Turns out the first year of the Donald Trump administration was an active year for U.S. health services deals, with deal volume decreasing slightly from 2016, but deal value increasing significantly. Even without 2017's largest transaction — CVS buying Aetna for $69 billion, which accounted for almost 44 percent of total deal value the total would have been 40 percent greater than 2016 levels. Those are epic numbers.

The recent PwC report, essentially a report card for healthcare company mergers and acquisitions, shows that 2017 was really something.

Per the report, there were five "megadeals." Leading subsectors included managed care and long-term care, but major declines were seen in behavioral care and home healthcare deal volume.

There were increases across all subsectors except ambulatory care, rehabilitation and dental. Labs and imaging saw the largest increase. Interest in IPOs was more muted than the previous two years none were reported, compared to one per year in 2015 and 2016.

In 2017, the number of deals decreased by 2.5 percent to 967, but deal value increased 145.8 percent to $175.2 billion. Deal volume was greatest in the first quarter with 270 deals, but deal value was the greatest in quarter four with $99.2 billion.

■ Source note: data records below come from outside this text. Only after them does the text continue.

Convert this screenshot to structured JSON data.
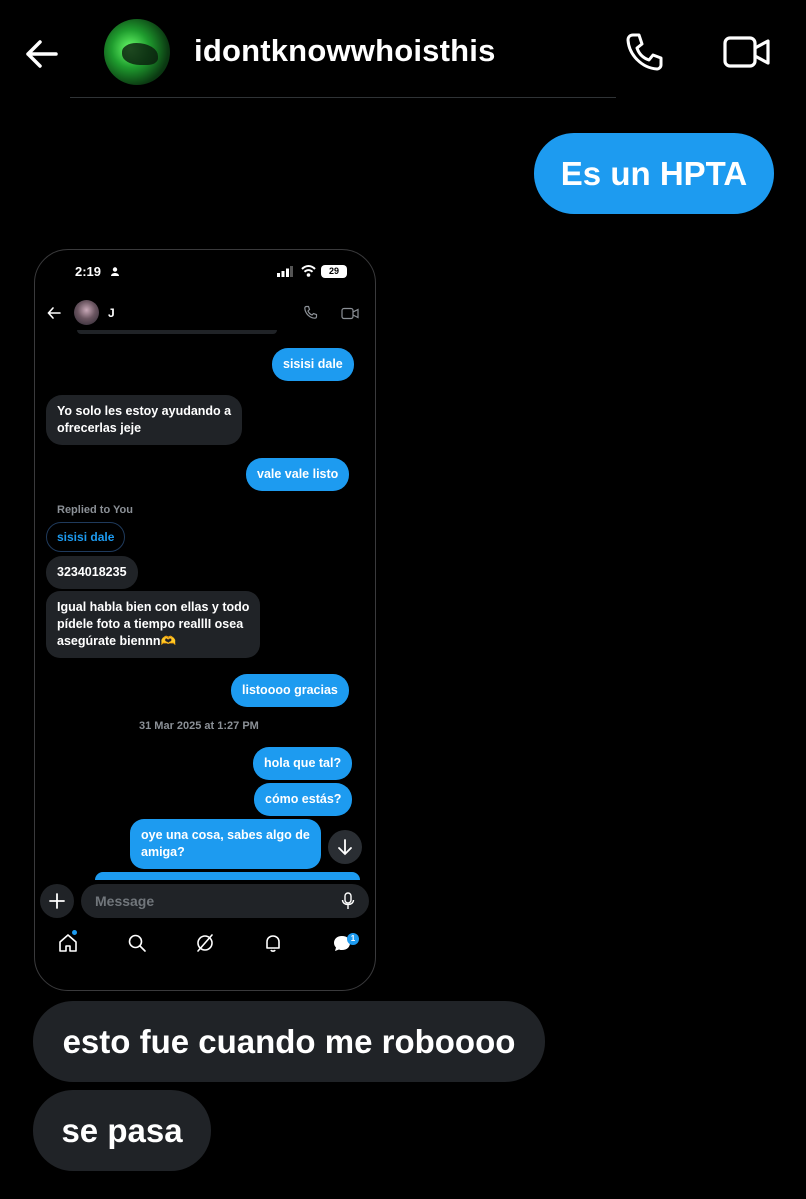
{
  "header": {
    "username": "idontknowwhoisthis"
  },
  "messages": {
    "out_1": "Es un HPTA",
    "in_1": "esto fue cuando me roboooo",
    "in_2": "se pasa"
  },
  "embedded_screenshot": {
    "status_time": "2:19",
    "battery": "29",
    "contact_name": "J",
    "bubbles": {
      "b1": "sisisi dale",
      "b2_line1": "Yo solo les estoy ayudando a",
      "b2_line2": "ofrecerlas jeje",
      "b3": "vale vale listo",
      "replied_label": "Replied to You",
      "reply_quote": "sisisi dale",
      "b4": "3234018235",
      "b5_line1": "Igual habla bien con ellas y todo",
      "b5_line2": "pídele foto a tiempo realllI osea",
      "b5_line3": "asegúrate biennn🫶",
      "b6": "listoooo gracias",
      "timestamp": "31 Mar 2025 at 1:27 PM",
      "b7": "hola que tal?",
      "b8": "cómo estás?",
      "b9_line1": "oye una cosa, sabes algo de",
      "b9_line2": "amiga?"
    },
    "composer_placeholder": "Message",
    "notification_count": "1"
  },
  "colors": {
    "accent": "#1d9bf0",
    "incoming_bubble": "#202327",
    "background": "#000000"
  }
}
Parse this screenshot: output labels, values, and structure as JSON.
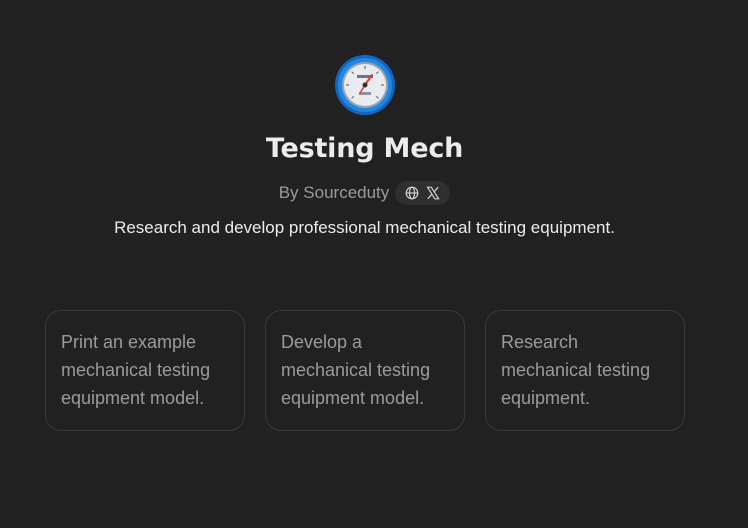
{
  "gpt": {
    "avatar_icon": "pressure-gauge-icon",
    "title": "Testing Mech",
    "byline": "By Sourceduty",
    "social_icons": [
      "globe-icon",
      "x-logo-icon"
    ],
    "description": "Research and develop professional mechanical testing equipment."
  },
  "starters": [
    {
      "label": "Print an example mechanical testing equipment model."
    },
    {
      "label": "Develop a mechanical testing equipment model."
    },
    {
      "label": "Research mechanical testing equipment."
    }
  ],
  "colors": {
    "background": "#212121",
    "title": "#ececec",
    "muted": "#9b9b9b",
    "card_border": "#3a3a3a",
    "avatar_ring": "#1a73d9"
  }
}
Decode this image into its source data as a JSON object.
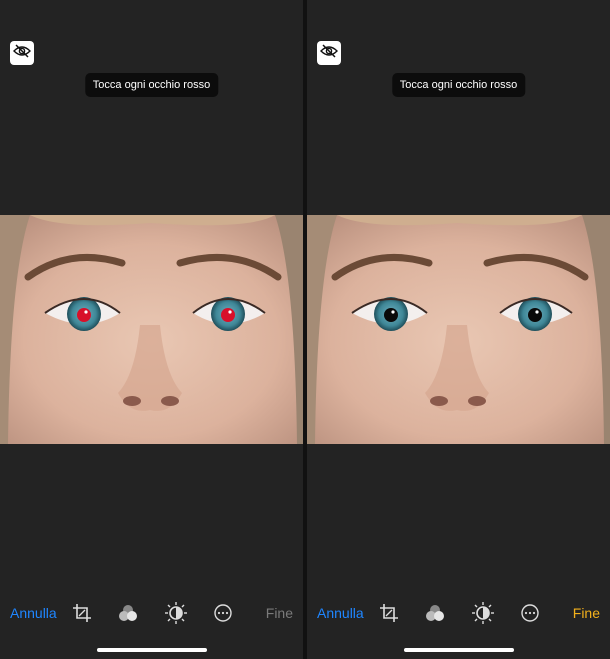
{
  "panels": [
    {
      "id": "before",
      "hint": "Tocca ogni occhio rosso",
      "toolbar": {
        "cancel_label": "Annulla",
        "done_label": "Fine",
        "done_enabled": false,
        "icons": [
          "crop-icon",
          "filters-icon",
          "adjust-icon",
          "more-icon"
        ]
      },
      "pupil_color": "#d8102a"
    },
    {
      "id": "after",
      "hint": "Tocca ogni occhio rosso",
      "toolbar": {
        "cancel_label": "Annulla",
        "done_label": "Fine",
        "done_enabled": true,
        "icons": [
          "crop-icon",
          "filters-icon",
          "adjust-icon",
          "more-icon"
        ]
      },
      "pupil_color": "#0a0a0a"
    }
  ],
  "colors": {
    "cancel": "#1f86ff",
    "done_active": "#f3b11c",
    "done_inactive": "#7a7a7a",
    "background": "#232323"
  }
}
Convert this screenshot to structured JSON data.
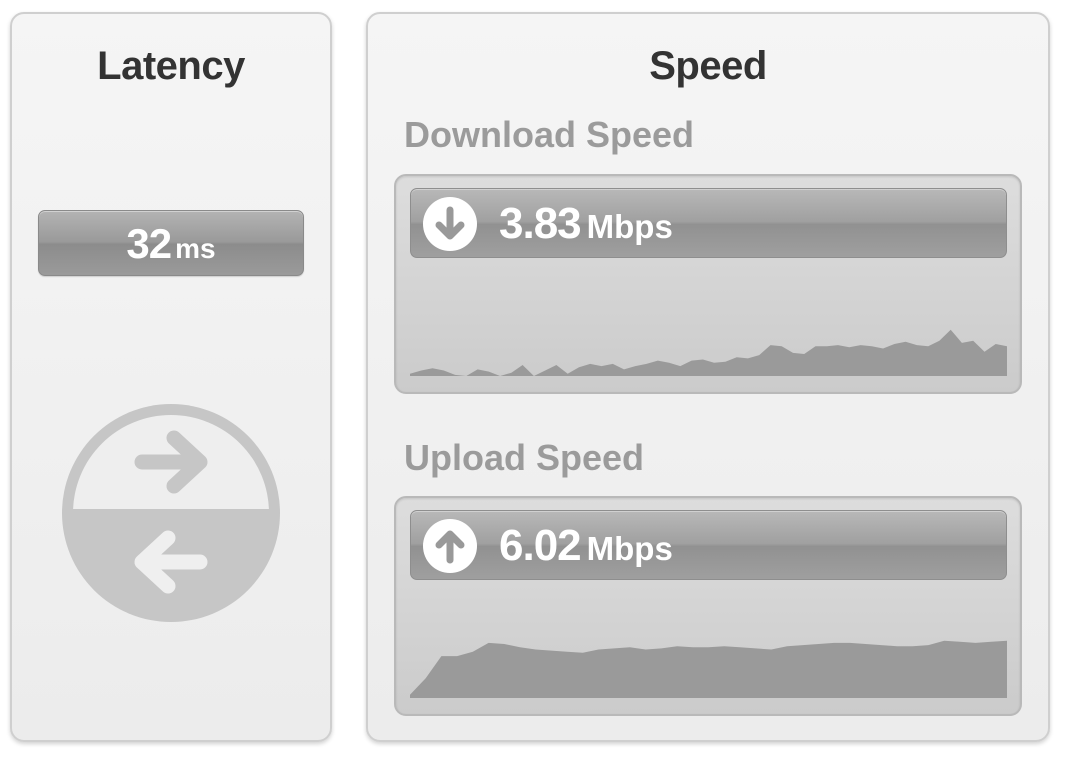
{
  "latency": {
    "title": "Latency",
    "value": "32",
    "unit": "ms"
  },
  "speed": {
    "title": "Speed",
    "download": {
      "label": "Download Speed",
      "value": "3.83",
      "unit": "Mbps",
      "history": [
        0.02,
        0.05,
        0.07,
        0.05,
        0.01,
        0.0,
        0.06,
        0.04,
        0.0,
        0.03,
        0.1,
        0.0,
        0.05,
        0.1,
        0.02,
        0.08,
        0.11,
        0.09,
        0.11,
        0.06,
        0.09,
        0.11,
        0.14,
        0.12,
        0.09,
        0.14,
        0.15,
        0.12,
        0.13,
        0.17,
        0.16,
        0.19,
        0.28,
        0.27,
        0.21,
        0.2,
        0.27,
        0.27,
        0.28,
        0.26,
        0.28,
        0.27,
        0.25,
        0.29,
        0.31,
        0.28,
        0.27,
        0.32,
        0.42,
        0.3,
        0.32,
        0.22,
        0.29,
        0.27
      ]
    },
    "upload": {
      "label": "Upload Speed",
      "value": "6.02",
      "unit": "Mbps",
      "history": [
        0.03,
        0.18,
        0.38,
        0.38,
        0.42,
        0.5,
        0.49,
        0.46,
        0.44,
        0.43,
        0.42,
        0.41,
        0.44,
        0.45,
        0.46,
        0.44,
        0.45,
        0.47,
        0.46,
        0.46,
        0.47,
        0.46,
        0.45,
        0.44,
        0.47,
        0.48,
        0.49,
        0.5,
        0.5,
        0.49,
        0.48,
        0.47,
        0.47,
        0.48,
        0.52,
        0.51,
        0.5,
        0.51,
        0.52
      ]
    }
  },
  "colors": {
    "graph_fill": "#9a9a9a",
    "bar_gray": "#999999",
    "label_gray": "#9b9b9b",
    "latency_icon": "#c6c6c6"
  },
  "icons": {
    "download": "arrow-down-circle-icon",
    "upload": "arrow-up-circle-icon",
    "latency": "round-trip-arrows-icon"
  }
}
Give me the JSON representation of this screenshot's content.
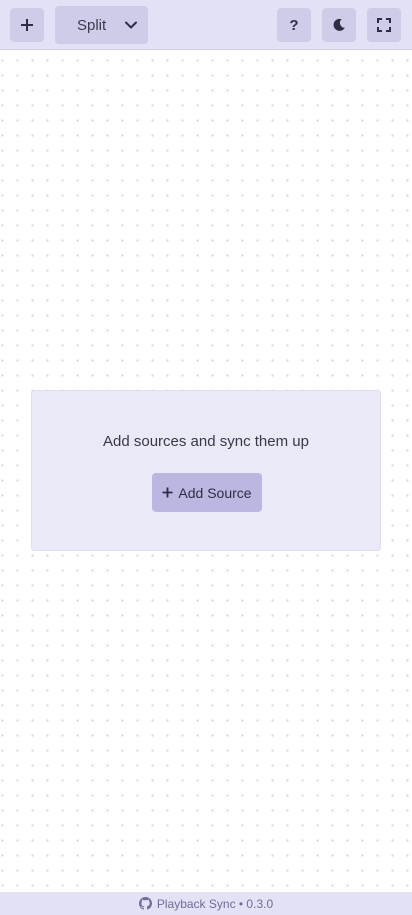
{
  "toolbar": {
    "add_icon": "plus-icon",
    "layout_select": {
      "value": "Split",
      "icon": "chevron-down-icon"
    },
    "help_label": "?",
    "theme_icon": "moon-icon",
    "fullscreen_icon": "fullscreen-icon"
  },
  "empty_state": {
    "message": "Add sources and sync them up",
    "button_label": "Add Source",
    "button_icon": "plus-icon"
  },
  "footer": {
    "icon": "github-icon",
    "text": "Playback Sync • 0.3.0"
  },
  "colors": {
    "toolbar_bg": "#e3e1f5",
    "button_bg": "#cfcce9",
    "card_bg": "#eae9f8",
    "primary_button": "#bab7e1",
    "footer_text": "#6f6c9a"
  }
}
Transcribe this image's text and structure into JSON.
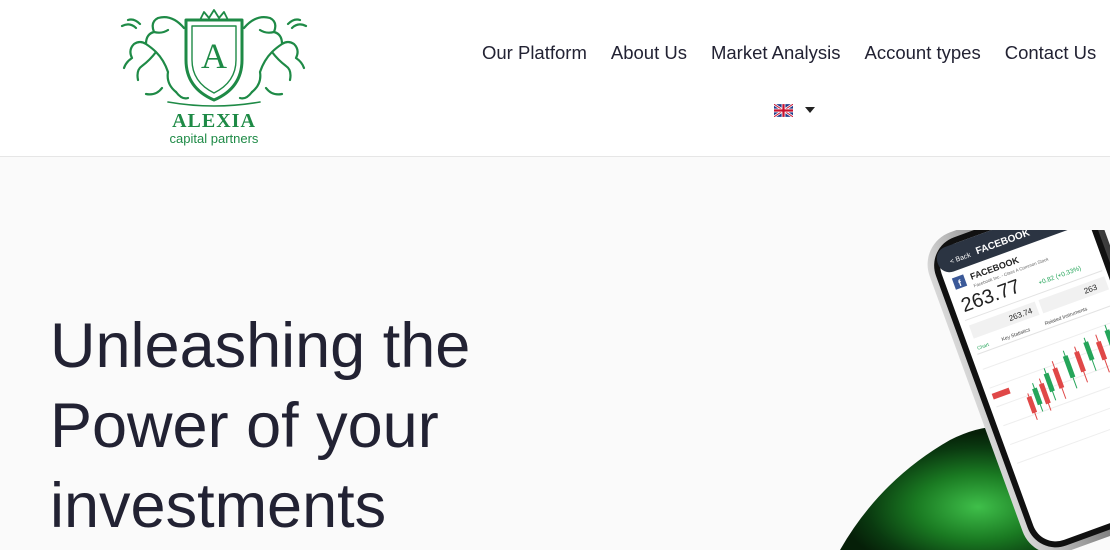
{
  "brand": {
    "logo_letter": "A",
    "name": "ALEXIA",
    "tagline": "capital partners",
    "color": "#1e8a46"
  },
  "nav": {
    "items": [
      "Our Platform",
      "About Us",
      "Market Analysis",
      "Account types",
      "Contact Us"
    ]
  },
  "language": {
    "flag_icon": "uk-flag-icon",
    "dropdown_icon": "caret-down-icon"
  },
  "hero": {
    "title_lines": [
      "Unleashing the",
      "Power of your",
      "investments"
    ]
  },
  "phone": {
    "back_label": "< Back",
    "ticker": "FACEBOOK",
    "company": "Facebook Inc. - Class A Common Stock",
    "price": "263.77",
    "change": "+0.82 (+0.33%)",
    "bid": "263.74",
    "ask": "263",
    "tabs": [
      "Chart",
      "Key Statistics",
      "Related Instruments"
    ],
    "chart_colors": {
      "up": "#25a55a",
      "down": "#e04848"
    }
  }
}
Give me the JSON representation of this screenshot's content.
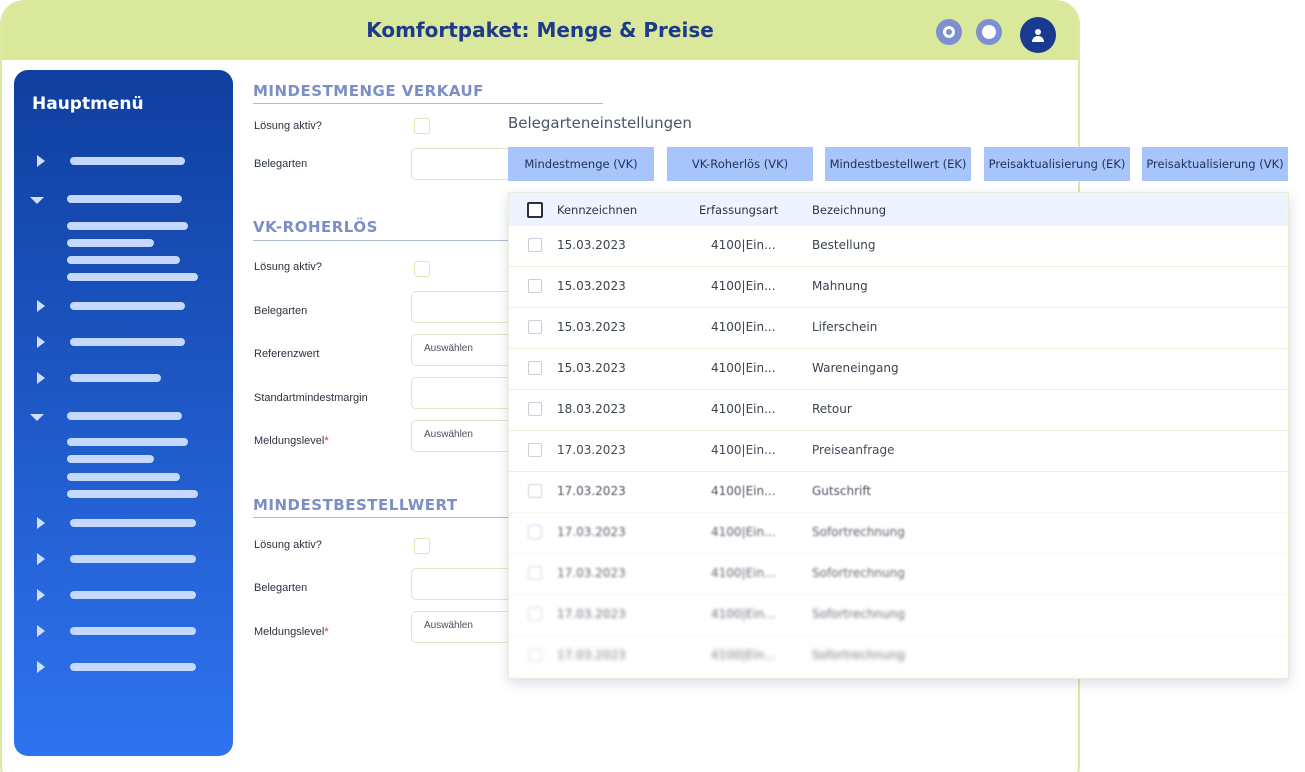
{
  "app": {
    "title": "Komfortpaket: Menge & Preise"
  },
  "header_icons": [
    "settings-ring-icon",
    "circle-icon",
    "user-icon"
  ],
  "sidebar": {
    "title": "Hauptmenü"
  },
  "sections": {
    "verkauf": {
      "title": "MINDESTMENGE VERKAUF",
      "loesung": "Lösung aktiv?",
      "belegarten": "Belegarten"
    },
    "roherloes": {
      "title": "VK-ROHERLÖS",
      "loesung": "Lösung aktiv?",
      "belegarten": "Belegarten",
      "referenzwert": "Referenzwert",
      "referenzwert_value": "Auswählen",
      "standard": "Standartmindestmargin",
      "meldungslevel": "Meldungslevel",
      "meldungslevel_value": "Auswählen"
    },
    "bestellwert": {
      "title": "MINDESTBESTELLWERT",
      "loesung": "Lösung aktiv?",
      "belegarten": "Belegarten",
      "meldungslevel": "Meldungslevel",
      "meldungslevel_value": "Auswählen"
    },
    "required_marker": "*"
  },
  "beleg": {
    "title": "Belegarteneinstellungen",
    "tabs": [
      "Mindestmenge (VK)",
      "VK-Roherlös (VK)",
      "Mindestbestellwert (EK)",
      "Preisaktualisierung (EK)",
      "Preisaktualisierung (VK)"
    ],
    "columns": [
      "Kennzeichnen",
      "Erfassungsart",
      "Bezeichnung"
    ],
    "rows": [
      {
        "date": "15.03.2023",
        "art": "4100|Ein...",
        "name": "Bestellung"
      },
      {
        "date": "15.03.2023",
        "art": "4100|Ein...",
        "name": "Mahnung"
      },
      {
        "date": "15.03.2023",
        "art": "4100|Ein...",
        "name": "Liferschein"
      },
      {
        "date": "15.03.2023",
        "art": "4100|Ein...",
        "name": "Wareneingang"
      },
      {
        "date": "18.03.2023",
        "art": "4100|Ein...",
        "name": "Retour"
      },
      {
        "date": "17.03.2023",
        "art": "4100|Ein...",
        "name": "Preiseanfrage"
      },
      {
        "date": "17.03.2023",
        "art": "4100|Ein...",
        "name": "Gutschrift"
      },
      {
        "date": "17.03.2023",
        "art": "4100|Ein...",
        "name": "Sofortrechnung"
      },
      {
        "date": "17.03.2023",
        "art": "4100|Ein...",
        "name": "Sofortrechnung"
      },
      {
        "date": "17.03.2023",
        "art": "4100|Ein...",
        "name": "Sofortrechnung"
      },
      {
        "date": "17.03.2023",
        "art": "4100|Ein...",
        "name": "Sofortrechnung"
      }
    ]
  },
  "colors": {
    "brand": "#1e3a8a",
    "topbar": "#dae89b",
    "tab": "#a8c5fb",
    "section": "#7b8fc6"
  }
}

As was the case in 2016, long-term care represented the largest subsector in terms of deal volume with 297, but managed care was the largest subsector in deal volume with $84.8 billion; it also was the fastest-growing subsector in terms of deal volume (up 25 percent) and deal value (up 5,225 percent).

The CVS Health Corp.-Aetna Inc. deal represented almost 45 percent of total deal value for the year, and 78 percent of quarter four's deal value. Other notable transactions, included Thermo Fisher Scientific Inc.'s acquisition of Patheon N.V. for $7.2 billion (Q2 2017) and Avantor Performance Materials, Inc.'s acquisition of VWR Corporation for $6.6 billion (Q2 2017).

In terms of year-over-year growth in volume terms, managed care and physician medical groups grew the most (25 percent and 22.1 percent, respectively). For illustrations, deal value in the managed care subsector was 53 times higher in 2017 than in 2016. The next highest-growth subsectors by value were home healthcare at about 330 percent year-over-year.

PwC predicts deal value activity to continue after 13 previous quarters of growth. There are several reasons for this:

  • Uncertainty in the future of the Affordable Care Act and the current political landscape continue to disrupt corporate strategies around all forms of deals
  • The resurgence of megadeals in 2017 ($5 billion and greater)
  • The continued trend of consumerism among patients and the evolving impact of technology on treatments, cost reduction and care delivery resulting in various forms of deals
  • Tax reform is likely to impact all forms of capital decisions across all healthcare subsectors
  • Near-record private equity fundraising, coupled with low interest rates and the anticipation of repatriation of overseas cash, is likely to provide increased capital to fund all types of deals for 2018

Hopefully, the year ahead will continue to be better than the years before.